PIMCO is a believer in a real assets strategy, which includes healthy allocations to asset classes such as commodities, TIPS and REITs because most workers in the U.S. will depend on their DC plan to provide the primary source of retirement income beyond social security.

"We know that perhaps the most significant risk retirees face is the erosion of purchasing power of their hard-earned dollars," she said. "To address this risk, we want to make sure that worker's DC savings keep pace with inflation as they approach retirement and more importantly as they begin drawing down these assets during their retirement years."

With this objective in mind, Schaus said PIMCO seeks assets that are most likely to keep pace with inflation. "TIPS provide some inflation protection over time, with low volatility and low credit risk.
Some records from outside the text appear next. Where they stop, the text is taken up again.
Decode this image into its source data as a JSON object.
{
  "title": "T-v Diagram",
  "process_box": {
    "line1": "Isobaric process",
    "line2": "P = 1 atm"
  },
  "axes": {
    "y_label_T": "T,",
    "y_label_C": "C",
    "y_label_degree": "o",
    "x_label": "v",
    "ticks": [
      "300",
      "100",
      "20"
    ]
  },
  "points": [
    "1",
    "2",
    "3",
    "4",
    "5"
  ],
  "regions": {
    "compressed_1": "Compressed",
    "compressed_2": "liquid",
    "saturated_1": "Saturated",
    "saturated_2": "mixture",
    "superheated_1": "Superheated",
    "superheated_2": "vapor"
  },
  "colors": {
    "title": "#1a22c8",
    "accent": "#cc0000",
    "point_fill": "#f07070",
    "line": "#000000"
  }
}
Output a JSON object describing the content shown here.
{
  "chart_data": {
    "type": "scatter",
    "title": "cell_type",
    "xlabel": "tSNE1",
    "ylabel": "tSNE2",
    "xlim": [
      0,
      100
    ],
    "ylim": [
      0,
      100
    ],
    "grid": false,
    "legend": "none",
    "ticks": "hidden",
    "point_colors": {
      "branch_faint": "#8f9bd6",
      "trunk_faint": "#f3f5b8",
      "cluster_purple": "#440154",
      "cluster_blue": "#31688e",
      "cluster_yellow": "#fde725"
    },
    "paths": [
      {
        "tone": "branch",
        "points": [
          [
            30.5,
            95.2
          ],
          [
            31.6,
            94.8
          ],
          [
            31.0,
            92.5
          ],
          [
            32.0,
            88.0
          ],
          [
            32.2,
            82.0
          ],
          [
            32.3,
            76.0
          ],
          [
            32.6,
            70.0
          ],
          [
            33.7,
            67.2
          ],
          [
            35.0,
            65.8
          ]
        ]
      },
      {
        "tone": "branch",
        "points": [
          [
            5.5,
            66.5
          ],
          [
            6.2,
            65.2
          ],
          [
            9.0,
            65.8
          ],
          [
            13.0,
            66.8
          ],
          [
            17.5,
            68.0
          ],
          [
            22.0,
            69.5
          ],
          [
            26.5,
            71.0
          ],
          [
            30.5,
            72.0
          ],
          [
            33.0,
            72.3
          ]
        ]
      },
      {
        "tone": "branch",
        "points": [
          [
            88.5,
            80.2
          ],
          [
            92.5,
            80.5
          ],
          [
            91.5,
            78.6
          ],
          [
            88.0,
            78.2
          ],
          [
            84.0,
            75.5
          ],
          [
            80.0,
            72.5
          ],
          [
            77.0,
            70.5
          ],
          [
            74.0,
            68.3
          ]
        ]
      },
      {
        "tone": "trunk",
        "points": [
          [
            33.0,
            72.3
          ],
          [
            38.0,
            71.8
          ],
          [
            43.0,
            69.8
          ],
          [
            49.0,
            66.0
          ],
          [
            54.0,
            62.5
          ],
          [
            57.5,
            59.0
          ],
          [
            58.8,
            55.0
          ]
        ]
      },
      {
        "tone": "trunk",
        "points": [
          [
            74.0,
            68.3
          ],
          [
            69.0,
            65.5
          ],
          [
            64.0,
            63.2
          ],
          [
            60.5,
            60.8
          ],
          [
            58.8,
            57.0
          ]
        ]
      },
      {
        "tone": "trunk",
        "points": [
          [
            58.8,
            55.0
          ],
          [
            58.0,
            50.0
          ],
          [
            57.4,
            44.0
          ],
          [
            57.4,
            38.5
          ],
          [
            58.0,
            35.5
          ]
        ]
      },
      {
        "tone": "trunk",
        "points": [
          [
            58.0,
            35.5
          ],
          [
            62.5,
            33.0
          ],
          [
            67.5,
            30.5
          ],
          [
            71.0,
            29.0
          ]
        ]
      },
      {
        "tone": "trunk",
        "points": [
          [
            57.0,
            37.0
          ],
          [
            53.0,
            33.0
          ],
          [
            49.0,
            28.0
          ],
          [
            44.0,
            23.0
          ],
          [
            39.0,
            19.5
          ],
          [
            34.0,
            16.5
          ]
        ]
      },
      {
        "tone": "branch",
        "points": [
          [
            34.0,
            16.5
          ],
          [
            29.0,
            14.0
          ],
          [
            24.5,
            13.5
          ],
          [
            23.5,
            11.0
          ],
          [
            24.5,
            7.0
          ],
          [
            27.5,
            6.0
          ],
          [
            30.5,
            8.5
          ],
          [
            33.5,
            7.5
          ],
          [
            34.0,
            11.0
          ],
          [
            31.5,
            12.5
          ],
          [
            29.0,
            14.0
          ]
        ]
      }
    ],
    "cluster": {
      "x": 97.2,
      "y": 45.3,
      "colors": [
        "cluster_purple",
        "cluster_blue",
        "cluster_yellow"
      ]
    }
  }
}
Commodities, while more risky, provide exposure to food and energy, which are the most volatile components of inflation," she said. "And real estate provides some diversification as well as some protection from longer term inflation."

PIMCO's recommended target-date fund glidepaths feature allocations of up to 15 percent to REITs.

"During accumulation, while a participant is still working, real estate can provide some diversification as well as longer-term inflation protection," Schaus said. "Also, the liquidity of REITs is a great way for a DC plan to get its real estate exposure."